The George Clayson House, located at 224 East Palatine Road in Palatine, Illinois, is a Second Empire home built in 1873 that has been restored to its 1890-1900 appearance.

==History==
George H. Clayson was probably a local carpenter who also operated a grape orchard south of his property. Clayson moved to Palatine, Illinois from New York in the 1860s. He became a member of the Palatine Board of Trustees. Clayson acquired the 10 acre property from Denzel F. Robinson in 1873. Clayson sold the house to Moses D. Brown in 1881. Clayson sold the property so that he could move to nearby Nunda to expand his orchard interests.

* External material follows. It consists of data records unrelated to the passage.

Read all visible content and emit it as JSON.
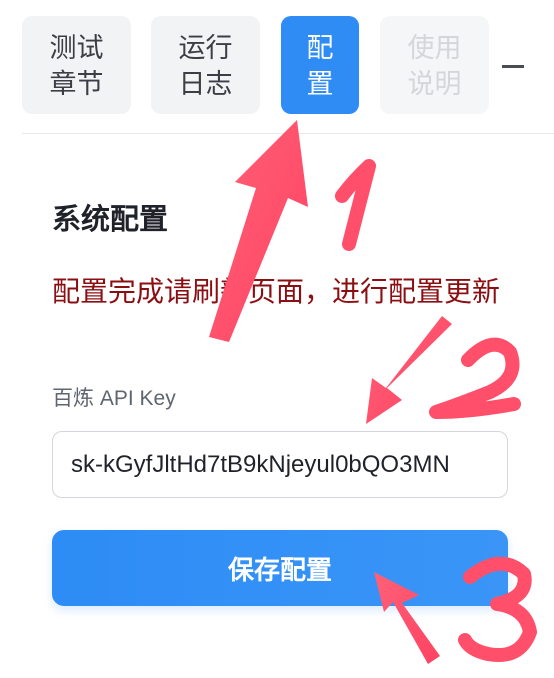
{
  "tabs": [
    {
      "line1": "测试",
      "line2": "章节",
      "state": "normal"
    },
    {
      "line1": "运行",
      "line2": "日志",
      "state": "normal"
    },
    {
      "line1": "配",
      "line2": "置",
      "state": "active"
    },
    {
      "line1": "使用",
      "line2": "说明",
      "state": "disabled"
    }
  ],
  "section": {
    "title": "系统配置",
    "notice": "配置完成请刷新页面，进行配置更新"
  },
  "api_field": {
    "label": "百炼 API Key",
    "value": "sk-kGyfJltHd7tB9kNjeyul0bQO3MN"
  },
  "save_button": {
    "label": "保存配置"
  },
  "annotations": {
    "step1": "1",
    "step2": "2",
    "step3": "3",
    "color": "#ff4f6a"
  },
  "colors": {
    "accent": "#2f8cf4",
    "notice": "#8b0f12"
  }
}
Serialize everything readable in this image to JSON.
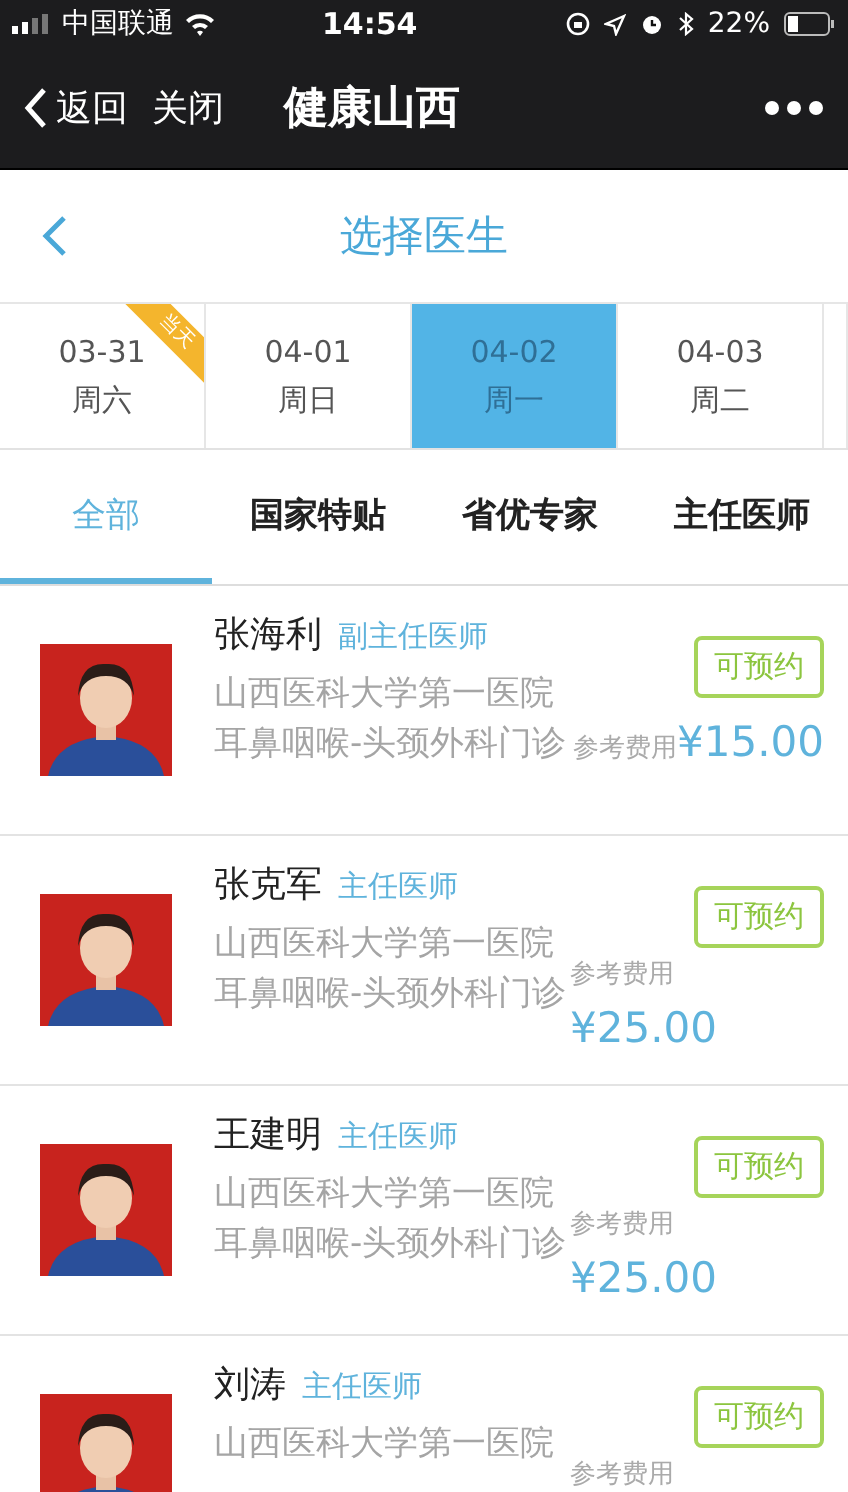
{
  "status_bar": {
    "carrier": "中国联通",
    "time": "14:54",
    "battery": "22%"
  },
  "nav": {
    "back": "返回",
    "close": "关闭",
    "title": "健康山西"
  },
  "header": {
    "title": "选择医生"
  },
  "dates": [
    {
      "date": "03-31",
      "weekday": "周六",
      "selected": false,
      "badge": "当天"
    },
    {
      "date": "04-01",
      "weekday": "周日",
      "selected": false
    },
    {
      "date": "04-02",
      "weekday": "周一",
      "selected": true
    },
    {
      "date": "04-03",
      "weekday": "周二",
      "selected": false
    }
  ],
  "tabs": [
    {
      "label": "全部",
      "selected": true
    },
    {
      "label": "国家特贴",
      "selected": false
    },
    {
      "label": "省优专家",
      "selected": false
    },
    {
      "label": "主任医师",
      "selected": false
    }
  ],
  "doctors": [
    {
      "name": "张海利",
      "title": "副主任医师",
      "hospital": "山西医科大学第一医院",
      "department": "耳鼻咽喉-头颈外科门诊",
      "status": "可预约",
      "fee_label": "参考费用",
      "fee": "¥15.00",
      "kind": "inline"
    },
    {
      "name": "张克军",
      "title": "主任医师",
      "hospital": "山西医科大学第一医院",
      "department": "耳鼻咽喉-头颈外科门诊",
      "status": "可预约",
      "fee_label": "参考费用",
      "fee": "¥25.00",
      "kind": "stacked"
    },
    {
      "name": "王建明",
      "title": "主任医师",
      "hospital": "山西医科大学第一医院",
      "department": "耳鼻咽喉-头颈外科门诊",
      "status": "可预约",
      "fee_label": "参考费用",
      "fee": "¥25.00",
      "kind": "stacked"
    },
    {
      "name": "刘涛",
      "title": "主任医师",
      "hospital": "山西医科大学第一医院",
      "status": "可预约",
      "fee_label": "参考费用",
      "kind": "stacked"
    }
  ]
}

The Palatine Public Library purchased the property in 1975 so that the Palatine Historical Society could rehabilitate it and maintain it as a public museum. On March 21, 1979, the house was recognized by the National Park Service with a listing on the National Register of Historic Places. Today it is still operated as a museum on Tuesdays, Thursdays, and Sundays. It is operated by the historical society and maintained by the Palatine Park District.

==Architecture==
The house is one of fewer than two dozen buildings in Palatine that are at least 125 years old. It was almost certainly based on a design in a pattern book. Customary to the Second Empire design motif, the house features a prominent Mansard roof. The first floor features a parlor, sitting room, dining room, kitchen, and library. The second floor had five bedrooms. The wood-frame house sits on a brick foundation.